Based on this, probably not much.
http://cgi.ebay.com/5-BEECH-NUT-CHE...NER-BAITS-/330453888860?pt=LH_DefaultDomain_0
That was the only listing I see.


----------



## duckhound (Apr 10, 2004)

I don't know how long ago those were available, but the lure designs are definitely recent. Hold on to them for about 10-20 years, and they may catch the eyes of collectors then.


----------



## freyedknot (Apr 10, 2004)

i have one with the cleveland browns colors and logo on it ,new and in the package.


----------



## Ohydro (Jul 25, 2010)

Hang on to the brown and orange for 10-20 years and still nobody will want it!


----------



## cpr_mike1 (Feb 25, 2009)

Ohydro said:


> Hang on to the brown and orange for 10-20 years and still nobody will want it!

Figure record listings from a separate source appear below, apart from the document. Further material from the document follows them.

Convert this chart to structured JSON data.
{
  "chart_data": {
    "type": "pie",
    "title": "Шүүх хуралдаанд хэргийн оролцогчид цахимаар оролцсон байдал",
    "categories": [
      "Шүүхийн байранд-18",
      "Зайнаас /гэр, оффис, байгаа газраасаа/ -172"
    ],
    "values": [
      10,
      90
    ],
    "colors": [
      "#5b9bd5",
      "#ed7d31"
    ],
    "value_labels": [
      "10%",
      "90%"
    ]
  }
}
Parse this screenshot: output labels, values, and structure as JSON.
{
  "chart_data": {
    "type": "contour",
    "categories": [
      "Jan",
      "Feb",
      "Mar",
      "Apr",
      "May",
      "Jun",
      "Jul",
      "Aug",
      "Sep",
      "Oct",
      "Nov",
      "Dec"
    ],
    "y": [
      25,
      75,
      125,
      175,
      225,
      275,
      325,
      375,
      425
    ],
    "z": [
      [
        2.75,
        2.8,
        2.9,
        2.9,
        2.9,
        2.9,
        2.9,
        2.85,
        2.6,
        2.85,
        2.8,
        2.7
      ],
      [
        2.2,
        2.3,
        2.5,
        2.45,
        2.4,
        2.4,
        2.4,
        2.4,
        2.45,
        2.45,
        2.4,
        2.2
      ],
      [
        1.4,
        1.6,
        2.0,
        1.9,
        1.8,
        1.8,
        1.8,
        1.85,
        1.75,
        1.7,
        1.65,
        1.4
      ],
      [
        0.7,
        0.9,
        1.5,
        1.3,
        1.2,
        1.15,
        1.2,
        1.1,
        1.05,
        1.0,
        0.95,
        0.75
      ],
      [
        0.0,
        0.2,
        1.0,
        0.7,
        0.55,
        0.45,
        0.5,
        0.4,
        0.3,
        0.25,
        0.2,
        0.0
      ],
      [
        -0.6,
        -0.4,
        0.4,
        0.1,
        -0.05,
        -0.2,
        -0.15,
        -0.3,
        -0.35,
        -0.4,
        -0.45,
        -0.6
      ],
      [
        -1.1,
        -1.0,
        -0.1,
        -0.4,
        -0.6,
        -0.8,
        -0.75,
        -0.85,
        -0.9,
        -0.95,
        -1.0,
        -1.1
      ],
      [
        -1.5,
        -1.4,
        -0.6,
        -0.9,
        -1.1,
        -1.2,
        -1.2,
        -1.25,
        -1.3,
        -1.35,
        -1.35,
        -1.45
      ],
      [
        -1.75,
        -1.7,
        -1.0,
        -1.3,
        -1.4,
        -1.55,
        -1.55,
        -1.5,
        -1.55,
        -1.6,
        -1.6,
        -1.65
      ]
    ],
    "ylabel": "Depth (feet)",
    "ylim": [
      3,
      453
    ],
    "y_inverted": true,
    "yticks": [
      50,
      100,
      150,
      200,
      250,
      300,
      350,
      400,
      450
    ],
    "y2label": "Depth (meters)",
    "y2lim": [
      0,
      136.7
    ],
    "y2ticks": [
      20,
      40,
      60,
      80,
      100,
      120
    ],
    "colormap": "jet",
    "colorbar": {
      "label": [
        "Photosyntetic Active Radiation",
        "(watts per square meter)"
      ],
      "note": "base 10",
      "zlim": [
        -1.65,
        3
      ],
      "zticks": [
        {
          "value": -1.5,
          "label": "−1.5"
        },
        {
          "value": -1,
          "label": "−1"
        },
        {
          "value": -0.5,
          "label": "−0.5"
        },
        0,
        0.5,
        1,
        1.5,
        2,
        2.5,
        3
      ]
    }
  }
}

:Banane36: Shooting them brownies down hahaha


----------



## Tiny Tim (Sep 19, 2006)

I dont know if they will be woth anything in the package or not but my Dad gave me one years ago and I have had to put 3 new skirts on it because the Bass in Salt Fork must love Beachnut!!!


----------



## TerryMayberry (Dec 23, 2009)

Ohydro said:


> Hang on to the brown and orange for 10-20 years and still nobody will want it!


Awesome


----------